In the bronchi, sensory neuropeptides such as neurokinin A, P, and calcitonin gene-related peptide (CGRP) are released due to increased stimulation of C-fiber nerve endings, which are responsible for increased airway tension reactivity, inflammation, and secretion. One. However, the reported results may vary depending on the animal. However, theophylline and 2,6-oxy, 3-propylpurine (enprophylline) can significantly inhibit the release of these peptides when electrically stimulated the bronchus of guinea pigs. It is suggested that the effect of theophylline on airway may be related to anti-inflammatory mechanism. Humans and guinea pigs respond similarly.

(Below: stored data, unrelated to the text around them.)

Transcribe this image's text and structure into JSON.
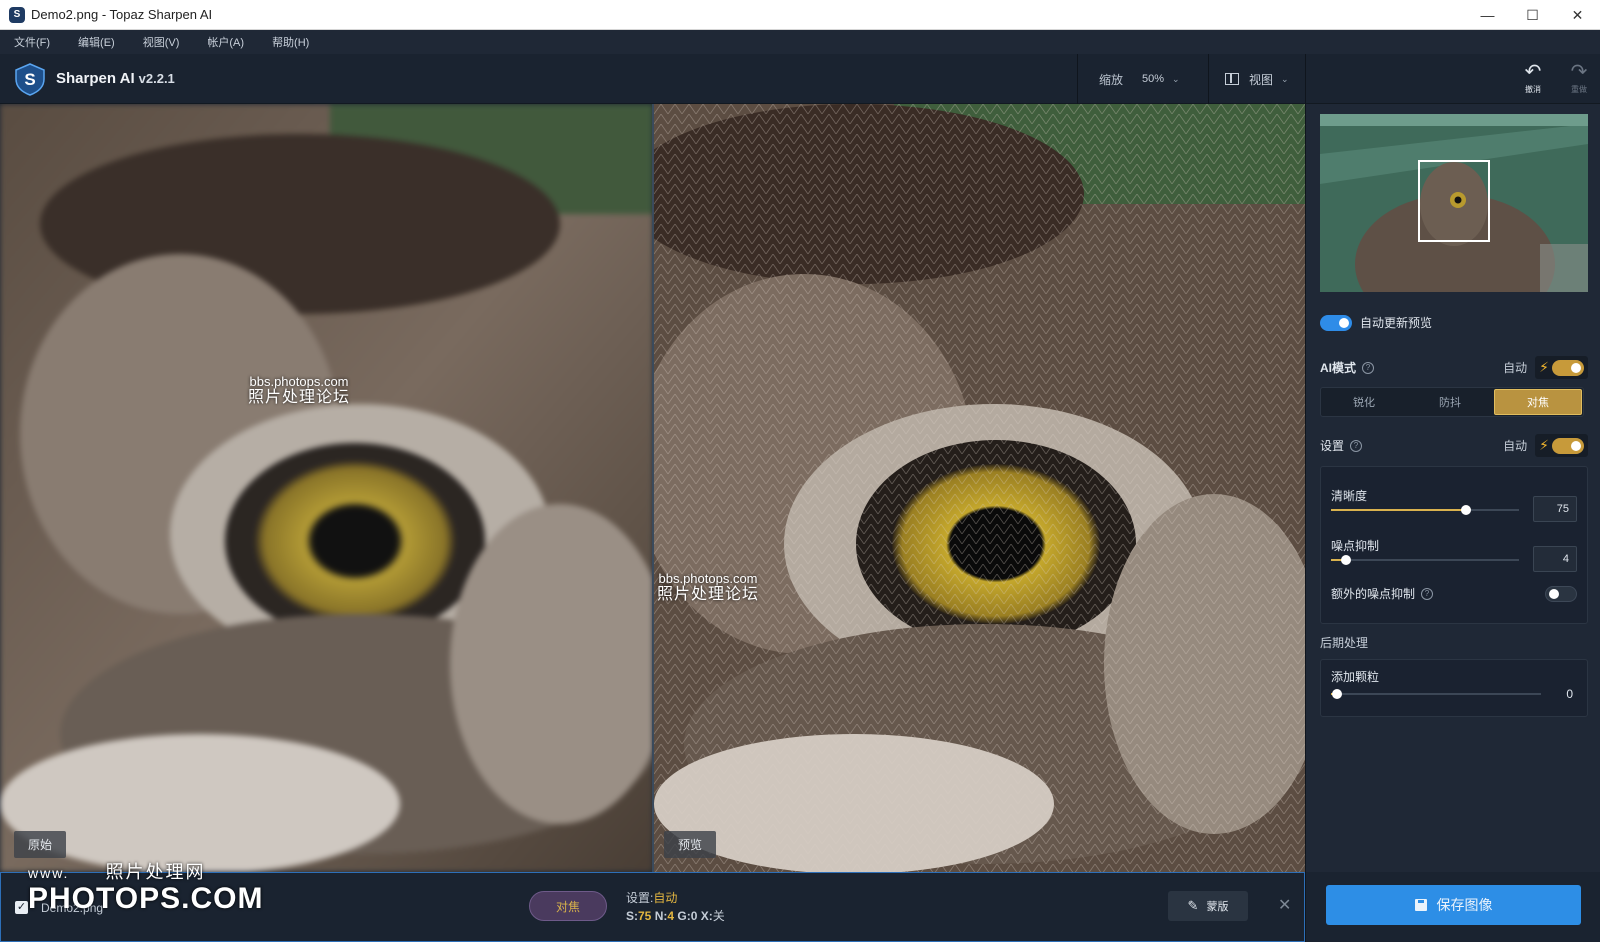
{
  "window": {
    "title": "Demo2.png - Topaz Sharpen AI",
    "controls": {
      "minimize": "—",
      "maximize": "☐",
      "close": "✕"
    }
  },
  "menu": [
    "文件(F)",
    "编辑(E)",
    "视图(V)",
    "帐户(A)",
    "帮助(H)"
  ],
  "toolbar": {
    "app_name": "Sharpen AI",
    "version": "v2.2.1",
    "zoom_label": "缩放",
    "zoom_value": "50%",
    "view_label": "视图",
    "undo_label": "撤消",
    "redo_label": "重做"
  },
  "viewer": {
    "left_tag": "原始",
    "right_tag": "预览",
    "watermark_url": "bbs.photops.com",
    "watermark_cn": "照片处理论坛"
  },
  "panel": {
    "auto_preview_label": "自动更新预览",
    "auto_preview_on": true,
    "ai_mode_label": "AI模式",
    "auto_label": "自动",
    "modes": [
      "锐化",
      "防抖",
      "对焦"
    ],
    "active_mode": 2,
    "settings_label": "设置",
    "sharpness_label": "清晰度",
    "sharpness_value": "75",
    "sharpness_fraction": 0.72,
    "noise_label": "噪点抑制",
    "noise_value": "4",
    "noise_fraction": 0.08,
    "extra_noise_label": "额外的噪点抑制",
    "extra_noise_on": false,
    "post_label": "后期处理",
    "grain_label": "添加颗粒",
    "grain_value": "0",
    "grain_fraction": 0.03
  },
  "filestrip": {
    "checked": true,
    "file_name": "Demo2.png",
    "mode_pill": "对焦",
    "settings_prefix": "设置:",
    "settings_value": "自动",
    "s_label": "S:",
    "s_value": "75",
    "n_label": "N:",
    "n_value": "4",
    "g_label": "G:",
    "g_value": "0",
    "x_label": "X:",
    "x_value": "关",
    "mask_label": "蒙版",
    "save_label": "保存图像"
  },
  "site_watermark": {
    "www": "www.",
    "cn": "照片处理网",
    "domain": "PHOTOPS.COM"
  },
  "colors": {
    "accent_blue": "#2d8ee6",
    "accent_gold": "#c79a3a",
    "panel_bg": "#1f2836"
  }
}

Effects of theophylline on the diaphragm and respiration

Theophylline enhances diaphragmatic muscle strength (Pdi), enhances hypoxic respiratory drive (Edi), and the ability to resist hypoxic respiratory depression is related to adenosine antagonism. However, many opposite effects, such as central nervous system (CNS) overexcitation, supraventricular arrhythmia, and tremor are also related to the inhibitory effects of adenosine.
The clinical significance of theophylline on respiratory muscle strength is still controversial. In 1981, Aubier et al reported that when intravenous injection of aminophylline in healthy men reached an average blood concentration of 13 mg / L, the diaphragmatic muscle strength caused by bilateral phrenic nerve electrical stimulation was significantly enhanced, and fatigue caused by external resistance was reduced. Occurs and accelerates recovery from fatigue. It became clear later that these effects depended on theophylline's adenosine antagonism, because another xanthine preparation, enprophylline, lacked the adenosine antagonism and did not have the above effects. At the therapeutic level of theophylline, this effect is basically due to an increase in Pdi, and not primarily a result of an increase in Edi. At a level of 14.8 mg / L, theophylline reduced time-tension index and the degree of diaphragmatic fatigue. Some people also think that the improvement of diaphragm function in patients with COPD is related to the reduction of functional residual capacity and the improvement of diaphragm position. In conclusion, a large amount of evidence has shown that theophylline has a significant effect on diaphragm function. Theophylline also plays a role in central fatigue and conductive fatigue in neuromuscular connection.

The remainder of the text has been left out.